It’s certainly been on everyone’s mind in 2017, and whisper it quietly, but margin and collateral management have become some of the hottest areas in finance this year. At the center of this trend has been CloudMargin, which takes home the award for best buy-side collateral-management tool once more in this year’s awards.
Part of this year’s focus has been due to global rules on variation margin being exchanged on uncleared derivatives for the first time, in March 2017, leading to an industry-wide scramble to comply. Subsequent implementation phases for buy-side firms in both variation and initial margin are scheduled for the years ahead. However, CloudMargin has also witnessed the growing acceptance of cloud technology and its particular utility when it comes to collateral management, and has focused on cost reduction in middle- and back-office processes such as margin movement.
Karl Wyborn, managing director at CloudMargin, says that when he started at the firm several years ago, there was widespread skepticism about cloud—but that has completely changed. “In the last two years, that’s moved through to acceptance, and then actually, people moving on to embracing it as institutions use it more and become more comfortable with it, as the knowledge and intelligence around what the cloud can bring increases,” he says. “Now, we’re seeing cloud as being central to many of the adoption policies of our clients.”
Clearly, CloudMargin is a proponent of the technology. But it’s also been earning its keep in the wider industry by forging partnerships with the Depository Trust and Clearing Corporation and Euroclear, connecting to the firms’ Margin Transit Utility in August, and adding to its existing exchange partnerships by inking a deal with Nasdaq Clearing in March.
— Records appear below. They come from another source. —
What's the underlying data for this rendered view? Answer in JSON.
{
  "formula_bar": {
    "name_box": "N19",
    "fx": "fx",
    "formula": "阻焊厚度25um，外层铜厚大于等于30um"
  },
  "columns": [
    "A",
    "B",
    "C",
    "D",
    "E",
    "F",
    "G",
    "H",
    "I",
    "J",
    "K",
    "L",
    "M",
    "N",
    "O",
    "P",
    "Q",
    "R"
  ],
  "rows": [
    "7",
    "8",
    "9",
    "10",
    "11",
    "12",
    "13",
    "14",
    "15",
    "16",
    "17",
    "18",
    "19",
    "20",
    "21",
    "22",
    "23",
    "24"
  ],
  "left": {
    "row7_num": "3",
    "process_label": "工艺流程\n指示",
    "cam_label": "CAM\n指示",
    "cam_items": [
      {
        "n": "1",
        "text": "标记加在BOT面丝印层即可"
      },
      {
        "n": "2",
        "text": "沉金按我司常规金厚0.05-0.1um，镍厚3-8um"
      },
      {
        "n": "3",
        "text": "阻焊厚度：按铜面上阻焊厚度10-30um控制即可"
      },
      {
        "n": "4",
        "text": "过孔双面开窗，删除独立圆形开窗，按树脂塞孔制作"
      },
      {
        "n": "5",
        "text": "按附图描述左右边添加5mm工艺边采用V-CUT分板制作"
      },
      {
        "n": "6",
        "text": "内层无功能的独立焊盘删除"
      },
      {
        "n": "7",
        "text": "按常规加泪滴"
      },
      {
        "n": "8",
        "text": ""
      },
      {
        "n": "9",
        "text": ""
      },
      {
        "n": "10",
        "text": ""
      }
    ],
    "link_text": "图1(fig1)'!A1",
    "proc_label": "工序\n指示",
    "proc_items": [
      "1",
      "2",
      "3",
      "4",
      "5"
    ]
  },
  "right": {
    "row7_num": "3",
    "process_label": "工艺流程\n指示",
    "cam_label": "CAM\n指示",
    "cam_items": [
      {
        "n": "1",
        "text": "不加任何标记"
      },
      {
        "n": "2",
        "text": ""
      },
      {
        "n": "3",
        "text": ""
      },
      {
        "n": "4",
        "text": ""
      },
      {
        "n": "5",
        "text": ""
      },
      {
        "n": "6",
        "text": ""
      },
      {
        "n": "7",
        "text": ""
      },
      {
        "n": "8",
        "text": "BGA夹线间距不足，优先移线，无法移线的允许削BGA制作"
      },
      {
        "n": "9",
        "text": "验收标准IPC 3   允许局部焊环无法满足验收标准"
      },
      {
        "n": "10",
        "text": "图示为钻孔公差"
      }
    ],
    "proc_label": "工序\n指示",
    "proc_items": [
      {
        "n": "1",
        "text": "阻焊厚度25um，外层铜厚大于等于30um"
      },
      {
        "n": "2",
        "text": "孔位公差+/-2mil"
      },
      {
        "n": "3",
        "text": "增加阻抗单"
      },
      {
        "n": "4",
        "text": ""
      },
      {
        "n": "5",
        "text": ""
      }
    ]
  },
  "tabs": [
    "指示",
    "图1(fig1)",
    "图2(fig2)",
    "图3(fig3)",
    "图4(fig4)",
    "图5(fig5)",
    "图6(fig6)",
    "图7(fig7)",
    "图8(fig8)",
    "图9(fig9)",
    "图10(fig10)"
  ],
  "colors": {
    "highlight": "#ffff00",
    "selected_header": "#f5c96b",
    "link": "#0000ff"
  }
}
In June, IHS Markit unveiled its Collateral Manager product, built on CloudMargin technology, while the firm closed a Series A fundraising round some three months earlier. Wyborn says that it is examining some emerging technologies, and is working on a blockchain initiative, but that it is still a relatively young company and as such, needs to be aware of “scope creep.” However, he adds, it has a defined focus for the next one to two years on what it wants to deliver. “We believe strongly that a dominant provider of cloud-based collateral [management] solutions will emerge over what is now the next 12 to 24 months, and we believe there are two governing factors around who will emerge—feature functionality and market-wide integration, says Wyborn. “The concept is perhaps more important than any individual integration, and the intent is that the whole becomes greater than the sum of its parts.”